Kebutuhan air bersih dan makanan siap saji mulai menjadi perhatian utama di lokasi banjir Desa Beringin Jaya, Kecamatan Baebunta Selatan, Kabupaten Luwu Utara.
Di tengah masa tanggap darurat yang masih berlangsung, ratusan warga terdampak masih bergantung pada bantuan logistik untuk memenuhi kebutuhan dasar sehari-hari.
Untuk menjawab kebutuhan tersebut, personel Batalyon D Pelopor Satbrimob Polda Sulsel menyiagakan dapur lapangan dan mobil water treatment di lokasi pengungsian.
Langkah itu dilakukan karena sebagian warga masih menghadapi dampak banjir yang merendam permukiman di sejumlah dusun di wilayah Baebunta Selatan.
Dapur lapangan difungsikan untuk menyediakan makanan siap saji bagi warga terdampak. Sementara mobil water treatment digunakan untuk memastikan pengungsi tetap mendapatkan pasokan air bersih.
Kegiatan kemanusiaan tersebut dipimpin Pasi Log Batalyon D Pelopor, Ipda Ibrahim bersama personel Brimob lainnya.
Masa Tanggap Darurat Masih Berlangsung
Sebelumnya, Pemerintah Kabupaten Luwu Utara menetapkan masa tanggap darurat banjir selama 10 hari sejak 21 Mei 2026.
Pemerintah daerah juga mengoperasikan Posko Tanggap Darurat secara intensif untuk mempercepat penanganan warga terdampak.
Bupati Luwu Utara, Andi Abdullah Rahim, sebelumnya meminta seluruh instansi teknis turun langsung ke lapangan untuk memastikan keselamatan warga dan memenuhi kebutuhan dasar masyarakat.
Berdasarkan asesmen lapangan, banjir merendam empat dusun di wilayah terdampak.
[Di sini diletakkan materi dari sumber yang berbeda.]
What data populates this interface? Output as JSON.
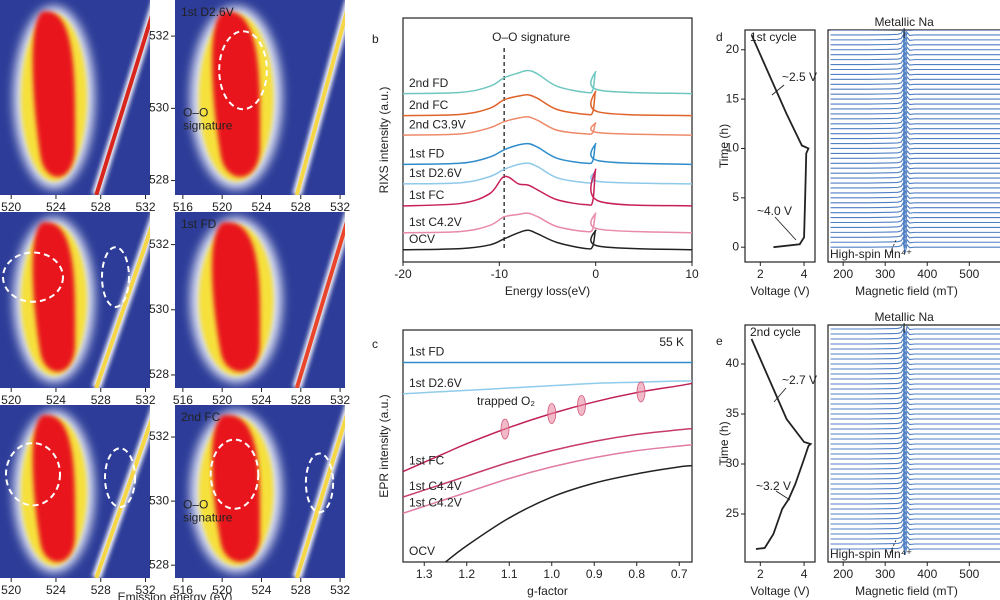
{
  "left_xlabel": "Emission energy (eV)",
  "chart_data": [
    {
      "type": "heatmap",
      "xlim": [
        519,
        532.4
      ],
      "xticks": [
        520,
        524,
        528,
        532
      ],
      "ylim": [
        527.6,
        533
      ],
      "line_color": "#d8261c"
    },
    {
      "type": "heatmap",
      "title": "1st D2.6V",
      "annotation": [
        "O–O",
        "signature"
      ],
      "xlim": [
        515.2,
        532.5
      ],
      "xticks": [
        516,
        520,
        524,
        528,
        532
      ],
      "ylim": [
        527.6,
        533
      ],
      "yticks": [
        528,
        530,
        532
      ],
      "line_color": "#f5d646"
    },
    {
      "type": "heatmap",
      "xlim": [
        519,
        532.4
      ],
      "xticks": [
        520,
        524,
        528,
        532
      ],
      "ylim": [
        527.6,
        533
      ],
      "line_color": "#f5d646"
    },
    {
      "type": "heatmap",
      "title": "1st FD",
      "xlim": [
        515.2,
        532.5
      ],
      "xticks": [
        516,
        520,
        524,
        528,
        532
      ],
      "ylim": [
        527.6,
        533
      ],
      "yticks": [
        528,
        530,
        532
      ],
      "line_color": "#e8452a"
    },
    {
      "type": "heatmap",
      "xlim": [
        519,
        532.4
      ],
      "xticks": [
        520,
        524,
        528,
        532
      ],
      "ylim": [
        527.6,
        533
      ],
      "line_color": "#f5d646"
    },
    {
      "type": "heatmap",
      "title": "2nd FC",
      "annotation": [
        "O–O",
        "signature"
      ],
      "xlim": [
        515.2,
        532.5
      ],
      "xticks": [
        516,
        520,
        524,
        528,
        532
      ],
      "ylim": [
        527.6,
        533
      ],
      "yticks": [
        528,
        530,
        532
      ],
      "line_color": "#f5d646"
    },
    {
      "type": "line",
      "panel_label": "b",
      "xlabel": "Energy loss(eV)",
      "ylabel": "RIXS intensity (a.u.)",
      "smooth": true,
      "annotation": "O–O signature",
      "annotation_x": -9.5,
      "xlim": [
        -20,
        10
      ],
      "xticks": [
        -20,
        -10,
        0,
        10
      ],
      "ylim": [
        0,
        10
      ],
      "x": [
        -20,
        -14,
        -11,
        -9.5,
        -8,
        -7,
        -6,
        -4,
        -1,
        -0.3,
        0,
        0.3,
        10
      ],
      "series": [
        {
          "name": "2nd FD",
          "color": "#6fc7bf",
          "values": [
            6.9,
            6.95,
            7.2,
            7.55,
            7.75,
            7.85,
            7.7,
            7.2,
            6.95,
            7.05,
            7.8,
            7.05,
            6.9
          ]
        },
        {
          "name": "2nd FC",
          "color": "#e0632a",
          "values": [
            6.0,
            6.05,
            6.3,
            6.65,
            6.8,
            6.85,
            6.7,
            6.25,
            6.05,
            6.15,
            7.0,
            6.15,
            6.0
          ]
        },
        {
          "name": "2nd C3.9V",
          "color": "#ee8a6a",
          "values": [
            5.2,
            5.25,
            5.5,
            5.75,
            5.9,
            5.95,
            5.8,
            5.4,
            5.25,
            5.3,
            5.7,
            5.3,
            5.2
          ]
        },
        {
          "name": "1st FD",
          "color": "#2f8ccb",
          "values": [
            4.0,
            4.05,
            4.3,
            4.6,
            4.8,
            4.85,
            4.7,
            4.25,
            4.05,
            4.15,
            4.85,
            4.15,
            4.0
          ]
        },
        {
          "name": "1st D2.6V",
          "color": "#8fc9ea",
          "values": [
            3.2,
            3.25,
            3.5,
            3.8,
            4.0,
            4.05,
            3.9,
            3.45,
            3.25,
            3.3,
            3.7,
            3.3,
            3.2
          ]
        },
        {
          "name": "1st FC",
          "color": "#c8205a",
          "values": [
            2.3,
            2.4,
            2.8,
            3.5,
            3.2,
            3.15,
            2.95,
            2.55,
            2.35,
            2.5,
            3.8,
            2.5,
            2.3
          ]
        },
        {
          "name": "1st C4.2V",
          "color": "#e88aa8",
          "values": [
            1.2,
            1.25,
            1.5,
            1.85,
            1.95,
            2.0,
            1.85,
            1.45,
            1.25,
            1.35,
            2.0,
            1.35,
            1.2
          ]
        },
        {
          "name": "OCV",
          "color": "#222222",
          "values": [
            0.5,
            0.55,
            0.7,
            0.95,
            1.2,
            1.3,
            1.15,
            0.8,
            0.55,
            0.65,
            1.3,
            0.65,
            0.5
          ]
        }
      ]
    },
    {
      "type": "line",
      "panel_label": "c",
      "xlabel": "g-factor",
      "ylabel": "EPR intensity (a.u.)",
      "smooth": true,
      "annotation": "55 K",
      "trapped_label": "trapped O₂",
      "trapped_o2": [
        1.11,
        1.0,
        0.93,
        0.79
      ],
      "xlim": [
        1.35,
        0.67
      ],
      "xticks": [
        1.3,
        1.2,
        1.1,
        {
          "value": 1,
          "label": "1.0"
        },
        0.9,
        0.8,
        0.7
      ],
      "ylim": [
        0,
        10
      ],
      "x": [
        1.35,
        1.3,
        1.25,
        1.2,
        1.1,
        1.0,
        0.9,
        0.8,
        0.7,
        0.67
      ],
      "series": [
        {
          "name": "1st FD",
          "color": "#2e8dc8",
          "values": [
            8.6,
            8.6,
            8.6,
            8.6,
            8.6,
            8.6,
            8.6,
            8.6,
            8.6,
            8.6
          ]
        },
        {
          "name": "1st D2.6V",
          "color": "#8fcbea",
          "values": [
            7.25,
            7.3,
            7.35,
            7.4,
            7.5,
            7.6,
            7.7,
            7.75,
            7.8,
            7.8
          ]
        },
        {
          "name": "1st FC",
          "color": "#c02058",
          "values": [
            3.9,
            4.3,
            4.7,
            5.1,
            5.8,
            6.4,
            6.9,
            7.3,
            7.6,
            7.7
          ]
        },
        {
          "name": "1st C4.4V",
          "color": "#c73a6b",
          "values": [
            2.8,
            3.1,
            3.4,
            3.7,
            4.3,
            4.8,
            5.2,
            5.5,
            5.7,
            5.75
          ]
        },
        {
          "name": "1st C4.2V",
          "color": "#e07ca3",
          "values": [
            2.1,
            2.4,
            2.7,
            3.0,
            3.6,
            4.1,
            4.5,
            4.8,
            5.0,
            5.05
          ]
        },
        {
          "name": "OCV",
          "color": "#222222",
          "values": [
            null,
            null,
            0,
            0.7,
            1.9,
            2.8,
            3.4,
            3.8,
            4.1,
            4.15
          ]
        }
      ]
    },
    {
      "type": "line",
      "panel_label": "d",
      "xlabel": "Voltage (V)",
      "ylabel": "Time (h)",
      "cycle_label": "1st cycle",
      "annotations": [
        "~2.5 V",
        "~4.0 V"
      ],
      "xlim": [
        1.3,
        4.5
      ],
      "xticks": [
        2,
        4
      ],
      "ylim": [
        -1.5,
        22
      ],
      "yticks": [
        0,
        5,
        10,
        15,
        20
      ],
      "series": [
        {
          "color": "#222222",
          "x": [
            2.6,
            3.8,
            4.0,
            4.05,
            4.1,
            4.2,
            3.9,
            3.2,
            2.5,
            2.0,
            1.6
          ],
          "values": [
            0,
            0.3,
            1,
            5,
            9.5,
            10,
            10.3,
            13.5,
            17,
            19.5,
            21.5
          ]
        }
      ]
    },
    {
      "type": "stack",
      "xlabel": "Magnetic field (mT)",
      "top_annotation": "Metallic Na",
      "annotation_x": 345,
      "bottom_annotation": "High-spin Mn⁴⁺",
      "xlim": [
        164,
        573
      ],
      "xticks": [
        200,
        300,
        400,
        500
      ],
      "ylim": [
        -1.5,
        22
      ],
      "color": "#4f7fc4",
      "profile": {
        "x": [
          170,
          260,
          310,
          330,
          338,
          343,
          347,
          352,
          358,
          370,
          400,
          480,
          580
        ],
        "values": [
          0,
          0,
          0.03,
          0.06,
          0.15,
          0.5,
          -0.6,
          0.25,
          -0.05,
          0,
          0,
          0,
          0
        ]
      },
      "trace_times": [
        0,
        0.5,
        1,
        1.5,
        2,
        2.5,
        3,
        3.5,
        4,
        4.5,
        5,
        5.5,
        6,
        6.5,
        7,
        7.5,
        8,
        8.5,
        9,
        9.5,
        10,
        10.5,
        11,
        11.5,
        12,
        12.5,
        13,
        13.5,
        14,
        14.5,
        15,
        15.5,
        16,
        16.5,
        17,
        17.5,
        18,
        18.5,
        19,
        19.5,
        20,
        20.5,
        21,
        21.5,
        22
      ]
    },
    {
      "type": "line",
      "panel_label": "e",
      "xlabel": "Voltage (V)",
      "ylabel": "Time (h)",
      "cycle_label": "2nd cycle",
      "annotations": [
        "~2.7 V",
        "~3.2 V"
      ],
      "xlim": [
        1.3,
        4.5
      ],
      "xticks": [
        2,
        4
      ],
      "ylim": [
        20.2,
        43.9
      ],
      "yticks": [
        25,
        30,
        35,
        40
      ],
      "series": [
        {
          "color": "#222222",
          "x": [
            1.8,
            2.2,
            2.6,
            3.0,
            3.3,
            3.6,
            4.0,
            4.2,
            4.3,
            4.0,
            3.2,
            2.5,
            2.0,
            1.6
          ],
          "values": [
            21.5,
            21.6,
            23,
            25.5,
            26.5,
            28,
            30.5,
            31.8,
            32,
            32.2,
            34.5,
            38,
            40.5,
            42.5
          ]
        }
      ]
    },
    {
      "type": "stack",
      "xlabel": "Magnetic field (mT)",
      "top_annotation": "Metallic Na",
      "annotation_x": 345,
      "bottom_annotation": "High-spin Mn⁴⁺",
      "xlim": [
        164,
        573
      ],
      "xticks": [
        200,
        300,
        400,
        500
      ],
      "ylim": [
        20.2,
        43.9
      ],
      "color": "#4f7fc4",
      "profile": {
        "x": [
          170,
          260,
          310,
          330,
          338,
          343,
          347,
          352,
          358,
          370,
          400,
          480,
          580
        ],
        "values": [
          0,
          0,
          0.03,
          0.06,
          0.15,
          0.5,
          -0.6,
          0.25,
          -0.05,
          0,
          0,
          0,
          0
        ]
      },
      "trace_times": [
        21.5,
        22,
        22.5,
        23,
        23.5,
        24,
        24.5,
        25,
        25.5,
        26,
        26.5,
        27,
        27.5,
        28,
        28.5,
        29,
        29.5,
        30,
        30.5,
        31,
        31.5,
        32,
        32.5,
        33,
        33.5,
        34,
        34.5,
        35,
        35.5,
        36,
        36.5,
        37,
        37.5,
        38,
        38.5,
        39,
        39.5,
        40,
        40.5,
        41,
        41.5,
        42,
        42.5,
        43,
        43.5
      ]
    }
  ]
}
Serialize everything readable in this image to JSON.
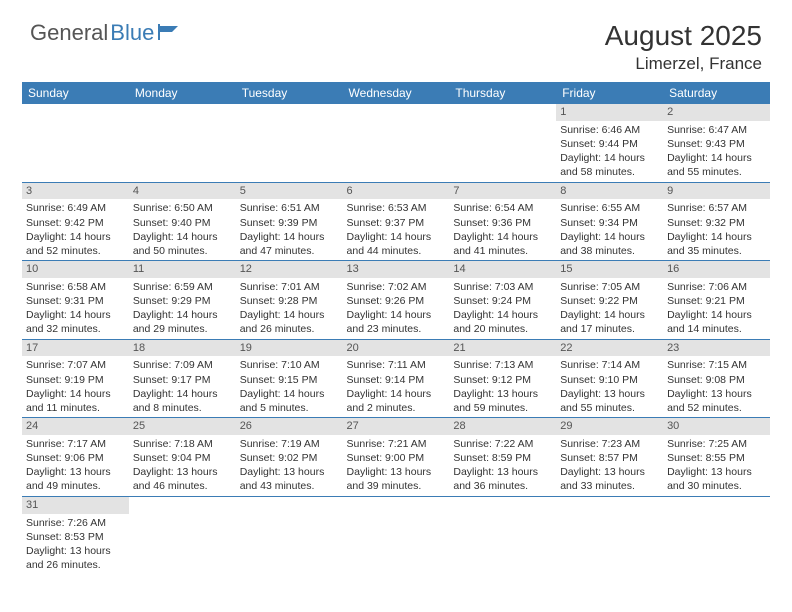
{
  "logo": {
    "general": "General",
    "blue": "Blue"
  },
  "title": "August 2025",
  "location": "Limerzel, France",
  "colors": {
    "header_bg": "#3b7cb5",
    "header_text": "#ffffff",
    "daynum_bg": "#e3e3e3",
    "border": "#3b7cb5",
    "text": "#333333"
  },
  "day_headers": [
    "Sunday",
    "Monday",
    "Tuesday",
    "Wednesday",
    "Thursday",
    "Friday",
    "Saturday"
  ],
  "weeks": [
    [
      null,
      null,
      null,
      null,
      null,
      {
        "n": "1",
        "sr": "Sunrise: 6:46 AM",
        "ss": "Sunset: 9:44 PM",
        "dl": "Daylight: 14 hours and 58 minutes."
      },
      {
        "n": "2",
        "sr": "Sunrise: 6:47 AM",
        "ss": "Sunset: 9:43 PM",
        "dl": "Daylight: 14 hours and 55 minutes."
      }
    ],
    [
      {
        "n": "3",
        "sr": "Sunrise: 6:49 AM",
        "ss": "Sunset: 9:42 PM",
        "dl": "Daylight: 14 hours and 52 minutes."
      },
      {
        "n": "4",
        "sr": "Sunrise: 6:50 AM",
        "ss": "Sunset: 9:40 PM",
        "dl": "Daylight: 14 hours and 50 minutes."
      },
      {
        "n": "5",
        "sr": "Sunrise: 6:51 AM",
        "ss": "Sunset: 9:39 PM",
        "dl": "Daylight: 14 hours and 47 minutes."
      },
      {
        "n": "6",
        "sr": "Sunrise: 6:53 AM",
        "ss": "Sunset: 9:37 PM",
        "dl": "Daylight: 14 hours and 44 minutes."
      },
      {
        "n": "7",
        "sr": "Sunrise: 6:54 AM",
        "ss": "Sunset: 9:36 PM",
        "dl": "Daylight: 14 hours and 41 minutes."
      },
      {
        "n": "8",
        "sr": "Sunrise: 6:55 AM",
        "ss": "Sunset: 9:34 PM",
        "dl": "Daylight: 14 hours and 38 minutes."
      },
      {
        "n": "9",
        "sr": "Sunrise: 6:57 AM",
        "ss": "Sunset: 9:32 PM",
        "dl": "Daylight: 14 hours and 35 minutes."
      }
    ],
    [
      {
        "n": "10",
        "sr": "Sunrise: 6:58 AM",
        "ss": "Sunset: 9:31 PM",
        "dl": "Daylight: 14 hours and 32 minutes."
      },
      {
        "n": "11",
        "sr": "Sunrise: 6:59 AM",
        "ss": "Sunset: 9:29 PM",
        "dl": "Daylight: 14 hours and 29 minutes."
      },
      {
        "n": "12",
        "sr": "Sunrise: 7:01 AM",
        "ss": "Sunset: 9:28 PM",
        "dl": "Daylight: 14 hours and 26 minutes."
      },
      {
        "n": "13",
        "sr": "Sunrise: 7:02 AM",
        "ss": "Sunset: 9:26 PM",
        "dl": "Daylight: 14 hours and 23 minutes."
      },
      {
        "n": "14",
        "sr": "Sunrise: 7:03 AM",
        "ss": "Sunset: 9:24 PM",
        "dl": "Daylight: 14 hours and 20 minutes."
      },
      {
        "n": "15",
        "sr": "Sunrise: 7:05 AM",
        "ss": "Sunset: 9:22 PM",
        "dl": "Daylight: 14 hours and 17 minutes."
      },
      {
        "n": "16",
        "sr": "Sunrise: 7:06 AM",
        "ss": "Sunset: 9:21 PM",
        "dl": "Daylight: 14 hours and 14 minutes."
      }
    ],
    [
      {
        "n": "17",
        "sr": "Sunrise: 7:07 AM",
        "ss": "Sunset: 9:19 PM",
        "dl": "Daylight: 14 hours and 11 minutes."
      },
      {
        "n": "18",
        "sr": "Sunrise: 7:09 AM",
        "ss": "Sunset: 9:17 PM",
        "dl": "Daylight: 14 hours and 8 minutes."
      },
      {
        "n": "19",
        "sr": "Sunrise: 7:10 AM",
        "ss": "Sunset: 9:15 PM",
        "dl": "Daylight: 14 hours and 5 minutes."
      },
      {
        "n": "20",
        "sr": "Sunrise: 7:11 AM",
        "ss": "Sunset: 9:14 PM",
        "dl": "Daylight: 14 hours and 2 minutes."
      },
      {
        "n": "21",
        "sr": "Sunrise: 7:13 AM",
        "ss": "Sunset: 9:12 PM",
        "dl": "Daylight: 13 hours and 59 minutes."
      },
      {
        "n": "22",
        "sr": "Sunrise: 7:14 AM",
        "ss": "Sunset: 9:10 PM",
        "dl": "Daylight: 13 hours and 55 minutes."
      },
      {
        "n": "23",
        "sr": "Sunrise: 7:15 AM",
        "ss": "Sunset: 9:08 PM",
        "dl": "Daylight: 13 hours and 52 minutes."
      }
    ],
    [
      {
        "n": "24",
        "sr": "Sunrise: 7:17 AM",
        "ss": "Sunset: 9:06 PM",
        "dl": "Daylight: 13 hours and 49 minutes."
      },
      {
        "n": "25",
        "sr": "Sunrise: 7:18 AM",
        "ss": "Sunset: 9:04 PM",
        "dl": "Daylight: 13 hours and 46 minutes."
      },
      {
        "n": "26",
        "sr": "Sunrise: 7:19 AM",
        "ss": "Sunset: 9:02 PM",
        "dl": "Daylight: 13 hours and 43 minutes."
      },
      {
        "n": "27",
        "sr": "Sunrise: 7:21 AM",
        "ss": "Sunset: 9:00 PM",
        "dl": "Daylight: 13 hours and 39 minutes."
      },
      {
        "n": "28",
        "sr": "Sunrise: 7:22 AM",
        "ss": "Sunset: 8:59 PM",
        "dl": "Daylight: 13 hours and 36 minutes."
      },
      {
        "n": "29",
        "sr": "Sunrise: 7:23 AM",
        "ss": "Sunset: 8:57 PM",
        "dl": "Daylight: 13 hours and 33 minutes."
      },
      {
        "n": "30",
        "sr": "Sunrise: 7:25 AM",
        "ss": "Sunset: 8:55 PM",
        "dl": "Daylight: 13 hours and 30 minutes."
      }
    ],
    [
      {
        "n": "31",
        "sr": "Sunrise: 7:26 AM",
        "ss": "Sunset: 8:53 PM",
        "dl": "Daylight: 13 hours and 26 minutes."
      },
      null,
      null,
      null,
      null,
      null,
      null
    ]
  ]
}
Dusun Seruni tercatat terdampak sebanyak 40 KK atau sekitar 160 jiwa. Dusun Melati mencatat 20 KK atau sekitar 40 jiwa terdampak. Sementara Dusun Anggrek dihuni 10 KK atau sekitar 40 jiwa yang ikut terdampak banjir.
Selain itu, banjir juga merendam permukiman warga di Dusun Mawar dengan jumlah terdampak sekitar 50 KK.
Pengungsi Mulai Andalkan Bantuan Logistik
Kondisi tersebut membuat bantuan logistik dan pasokan air bersih menjadi kebutuhan paling mendesak di lokasi terdampak.
Komandan Batalyon D Pelopor Satbrimob Polda Sulsel, Kompol Laode Rusli, mengatakan personelnya akan terus mendukung penanganan kemanusiaan di wilayah banjir.
“Brimob hadir tidak hanya menjaga keamanan, tetapi juga membantu masyarakat yang sedang mengalami musibah. Kami akan terus berupaya memberikan pelayanan terbaik demi kemanusiaan dan keselamatan warga terdampak bencana,” ujarnya, Jumat (29/5/2026).
Pemerintah daerah juga terus mengimbau masyarakat tetap waspada karena potensi cuaca ekstrem susulan masih dapat terjadi.